Эти неприхотливые растения отличаются изумительной живучестью. Поселившись на таких голых камнях, они переносят жестокую стужу, ураганные порывы арктических ветров, скудность питания, довольствуются влагой туманов, редких в этих широтах-дождей и лучами солнца.

Ежегодно они подрастают на величину спичечной головки. Только обильно разрастаясь, эти разнообразные по окраске «лишаи» становятся различимыми простым глазом: они как бы окрашивают скалы то в серый, бурый, то в желтый, оранжевый, в мрачноватый черный или иной цвет — не встретишь среди них лишь зеленой окраски.

Плотно прирастая к камню, лишайники начинают разрушать его гладкую поверхность. На ней появляются пластинки или чешуйки листоватых лишайников, которые уже не так прилипают к камню и легко от него отделяются. Под лишайниками всегда оказывается, особенно после их отмирания, тонкий, темного цвета порошкообразный слой, дающий начало почве.

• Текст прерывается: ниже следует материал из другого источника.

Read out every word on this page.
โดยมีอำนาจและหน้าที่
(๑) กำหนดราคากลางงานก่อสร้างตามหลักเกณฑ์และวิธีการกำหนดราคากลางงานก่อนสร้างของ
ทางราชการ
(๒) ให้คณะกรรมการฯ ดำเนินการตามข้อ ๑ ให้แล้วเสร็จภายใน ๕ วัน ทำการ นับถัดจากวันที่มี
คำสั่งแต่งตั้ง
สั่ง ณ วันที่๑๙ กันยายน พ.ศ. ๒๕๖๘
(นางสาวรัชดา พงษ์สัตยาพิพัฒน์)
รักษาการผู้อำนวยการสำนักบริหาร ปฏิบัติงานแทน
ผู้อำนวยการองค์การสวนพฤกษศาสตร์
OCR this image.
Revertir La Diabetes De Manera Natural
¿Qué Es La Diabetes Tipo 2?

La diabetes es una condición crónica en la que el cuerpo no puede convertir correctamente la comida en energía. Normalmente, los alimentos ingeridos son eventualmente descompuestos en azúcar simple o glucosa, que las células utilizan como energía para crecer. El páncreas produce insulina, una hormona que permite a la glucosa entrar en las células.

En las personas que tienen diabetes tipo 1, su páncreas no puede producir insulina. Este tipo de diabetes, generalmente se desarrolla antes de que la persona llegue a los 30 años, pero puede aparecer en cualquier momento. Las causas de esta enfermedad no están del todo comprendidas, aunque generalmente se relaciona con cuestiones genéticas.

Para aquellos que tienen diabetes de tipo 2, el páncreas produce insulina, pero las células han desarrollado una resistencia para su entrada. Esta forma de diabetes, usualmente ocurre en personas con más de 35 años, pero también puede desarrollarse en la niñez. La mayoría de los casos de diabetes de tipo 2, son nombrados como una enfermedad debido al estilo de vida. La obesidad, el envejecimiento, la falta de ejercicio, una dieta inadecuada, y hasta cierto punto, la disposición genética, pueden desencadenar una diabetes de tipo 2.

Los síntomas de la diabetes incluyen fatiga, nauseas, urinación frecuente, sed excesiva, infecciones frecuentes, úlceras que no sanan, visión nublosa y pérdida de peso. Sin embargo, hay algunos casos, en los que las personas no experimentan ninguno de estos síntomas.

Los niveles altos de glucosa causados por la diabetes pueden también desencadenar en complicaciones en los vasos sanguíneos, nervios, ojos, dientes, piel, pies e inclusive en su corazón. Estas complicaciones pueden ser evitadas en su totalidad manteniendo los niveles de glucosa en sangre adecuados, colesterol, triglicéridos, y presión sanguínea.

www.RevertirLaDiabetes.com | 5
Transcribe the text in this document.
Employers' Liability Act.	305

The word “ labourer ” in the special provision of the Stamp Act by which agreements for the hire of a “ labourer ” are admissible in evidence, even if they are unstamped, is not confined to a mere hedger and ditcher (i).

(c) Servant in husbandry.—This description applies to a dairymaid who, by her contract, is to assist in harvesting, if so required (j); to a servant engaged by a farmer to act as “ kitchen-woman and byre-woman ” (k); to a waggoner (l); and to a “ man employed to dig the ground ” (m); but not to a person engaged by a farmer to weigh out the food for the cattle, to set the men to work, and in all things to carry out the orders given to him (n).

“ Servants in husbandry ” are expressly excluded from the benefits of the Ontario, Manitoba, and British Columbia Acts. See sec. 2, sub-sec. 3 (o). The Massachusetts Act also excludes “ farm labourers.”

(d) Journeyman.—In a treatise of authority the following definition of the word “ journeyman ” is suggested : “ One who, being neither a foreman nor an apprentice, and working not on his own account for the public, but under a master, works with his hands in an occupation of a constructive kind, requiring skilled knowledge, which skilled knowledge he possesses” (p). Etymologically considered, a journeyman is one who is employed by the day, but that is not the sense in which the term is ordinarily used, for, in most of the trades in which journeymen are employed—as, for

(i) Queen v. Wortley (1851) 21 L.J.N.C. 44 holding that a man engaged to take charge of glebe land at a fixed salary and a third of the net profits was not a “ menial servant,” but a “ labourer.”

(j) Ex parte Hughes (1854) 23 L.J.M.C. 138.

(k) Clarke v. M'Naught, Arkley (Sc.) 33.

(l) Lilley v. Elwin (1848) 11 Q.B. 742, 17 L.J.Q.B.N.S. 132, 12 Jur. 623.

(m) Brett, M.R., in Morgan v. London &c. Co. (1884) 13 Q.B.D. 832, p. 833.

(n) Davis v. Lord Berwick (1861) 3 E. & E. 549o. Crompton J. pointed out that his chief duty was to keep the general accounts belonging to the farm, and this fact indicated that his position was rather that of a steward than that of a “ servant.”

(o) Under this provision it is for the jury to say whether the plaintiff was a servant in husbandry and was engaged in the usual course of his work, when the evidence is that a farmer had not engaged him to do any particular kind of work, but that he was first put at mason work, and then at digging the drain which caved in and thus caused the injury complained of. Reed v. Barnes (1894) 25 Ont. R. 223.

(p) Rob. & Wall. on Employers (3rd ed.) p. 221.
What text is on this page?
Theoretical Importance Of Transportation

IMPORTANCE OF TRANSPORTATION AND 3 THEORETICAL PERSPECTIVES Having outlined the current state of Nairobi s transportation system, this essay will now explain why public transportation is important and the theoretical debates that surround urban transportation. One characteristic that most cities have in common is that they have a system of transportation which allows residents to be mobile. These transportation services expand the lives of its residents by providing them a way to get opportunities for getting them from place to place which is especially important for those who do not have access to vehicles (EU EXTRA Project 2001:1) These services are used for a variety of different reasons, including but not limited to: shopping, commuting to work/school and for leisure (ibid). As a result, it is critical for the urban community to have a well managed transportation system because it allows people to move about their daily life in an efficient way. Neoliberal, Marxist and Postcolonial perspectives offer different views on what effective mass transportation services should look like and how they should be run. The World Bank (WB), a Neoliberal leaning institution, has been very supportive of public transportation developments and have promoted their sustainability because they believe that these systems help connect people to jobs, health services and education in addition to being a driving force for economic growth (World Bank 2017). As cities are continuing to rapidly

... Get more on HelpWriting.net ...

Эту начальную «почву» вскоре заселяют неприхотливые зеленые мхи. Отмирая, они в свою очередь увеличивают слой перегноя (гумуса) и тем самым дают возможность поселиться другим, более требовательным мхам и, наконец, семенным растениям.

Таким образом, лишайники оказываются своеобразными первопроходцами необитаемых мест. Своей незаметной работой эти скромные труженики арктической природы прокладывают дорогу многим другим растениям, более полезным человеку.

Вот и вершина Камня. Невдалеке от края обрыва над морем беспокойно носилась моевка с какой-то снедью, зажатой в клюве. Ее преследовал поморник. Сначала он парил над ней на распластанных крыльях, выделывая в воздухе замысловатые петли. Потом быстро кружился над жертвой и с пронзительным криком, словно хохотом, то и дело набрасывался на нее и долбил клювом, пока она не уронила добычу. Тогда поморник на лету подхватил отнятое и полетел в тундру.